Reward Sharpness-Aware Fine-Tuning for Diffusion Models¶
Conference: CVPR 2026
Paper: CVF Open Access
Code: None
Area: Diffusion Models / Image Generation / RLHF Alignment
Keywords: Reward hacking, Diffusion model fine-tuning, Sharpness-Aware, Adversarial robustness, Plug-and-play
TL;DR¶
This paper diagnoses "reward hacking" (where reward scores increase while visual quality degrades) in Reward-Directed Reinforcement Learning (RDRL) for diffusion models as a form of "adversarial attack." The core issue is that reward models lack robustness in directions where their loss surfaces are steep. To address this, RSA-FT is proposed. Instead of retraining the reward model, it utilizes the gradient of a "smoothed" reward model. This is achieved by simultaneously applying perturbations in the image space (adversarial input perturbation) and parameter space (SAM-style weight perturbation) to find the local worst reward. This dual approach significantly mitigates reward hacking and can be integrated as a plug-and-play module into various RDRL frameworks such as ReFL, DRaFT-K, AlignProp, and DRTune across multiple diffusion backbones.
Background & Motivation¶
Background: Inspired by the success of RLHF in Large Language Models (LLMs), text-to-image diffusion models have begun utilizing Reinforcement Learning (RL) fine-tuning to align with human preferences. This family of methods is known as Reward-Directed Reinforcement Learning (RDRL, e.g., ReFL, DRaFT-K, AlignProp, DRTune). Since collecting real-time human feedback during training is impractical, reward models (e.g., HPSv2) trained on human annotations serve as differentiable proxies for human preferences, allowing the diffusion model to perform gradient ascent on them.
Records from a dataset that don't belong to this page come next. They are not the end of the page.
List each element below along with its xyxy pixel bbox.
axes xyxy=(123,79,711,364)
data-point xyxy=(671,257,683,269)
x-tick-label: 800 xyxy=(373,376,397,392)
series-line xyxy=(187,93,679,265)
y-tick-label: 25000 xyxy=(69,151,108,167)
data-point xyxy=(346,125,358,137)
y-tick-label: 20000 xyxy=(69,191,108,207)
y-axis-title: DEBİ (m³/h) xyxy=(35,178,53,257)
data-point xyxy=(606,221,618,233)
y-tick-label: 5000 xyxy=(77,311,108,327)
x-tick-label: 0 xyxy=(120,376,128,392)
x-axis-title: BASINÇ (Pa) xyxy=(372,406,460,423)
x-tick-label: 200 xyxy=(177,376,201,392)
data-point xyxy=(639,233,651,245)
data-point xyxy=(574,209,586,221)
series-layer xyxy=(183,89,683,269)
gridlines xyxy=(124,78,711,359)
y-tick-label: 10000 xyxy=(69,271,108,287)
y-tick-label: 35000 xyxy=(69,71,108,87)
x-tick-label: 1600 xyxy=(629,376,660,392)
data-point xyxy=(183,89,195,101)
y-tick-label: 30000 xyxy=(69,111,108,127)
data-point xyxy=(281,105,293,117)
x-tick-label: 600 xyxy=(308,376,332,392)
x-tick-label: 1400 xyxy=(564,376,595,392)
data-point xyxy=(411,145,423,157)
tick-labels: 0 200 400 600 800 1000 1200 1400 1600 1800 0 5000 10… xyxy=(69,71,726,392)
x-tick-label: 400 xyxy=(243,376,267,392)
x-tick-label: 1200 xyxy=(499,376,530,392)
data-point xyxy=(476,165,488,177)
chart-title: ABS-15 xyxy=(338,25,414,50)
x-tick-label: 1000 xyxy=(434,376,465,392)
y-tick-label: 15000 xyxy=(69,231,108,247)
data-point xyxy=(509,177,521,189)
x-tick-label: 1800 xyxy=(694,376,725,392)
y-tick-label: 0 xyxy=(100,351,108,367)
Limitations of Prior Work: RDRL common suffers from reward hacking, where reward scores consistently rise while perceptual quality stagnates or declines (e.g., garbled text, anatomical deformities). A systematic analysis of this phenomenon has been lacking in the context of diffusion RL.
Key Challenge: The reward model \(r\) is merely an approximation of the true human preference \(r^\star\). When the generator optimizes along certain "steep directions" of \(r\), it acts like an adversarial attack—tiny image perturbations can cause reward logits to skyrocket without real quality improvement, pushing the updates into isolated non-preferred regions that deviate from \(r^\star\). The authors draw an analogy: "Non-robust classifiers damage sample quality under classifier guidance, whereas robust classifiers obtained via adversarial training mitigate this." However, retraining an equivalently robust reward model for human preference alignment is excessively costly (requiring larger models and more annotations).
Goal: To "robustify/smooth" the reward model without retraining it, thereby suppressing reward hacking.
Key Insight: Drawing from randomized smoothing, robustness can be enhanced by smoothing the predictions of a fixed model rather than retraining. The authors observe that "reward models are precisely non-robust where the loss surface is steep," leading them to use the gradient of a smoothed reward model. Furthermore, this smoothing naturally induces "worst-case parameter perturbations," sharing origins with Sharpness-Aware Minimization (SAM). A duality exists between SAM (parameter space) and Adversarial Training (AT) (input space).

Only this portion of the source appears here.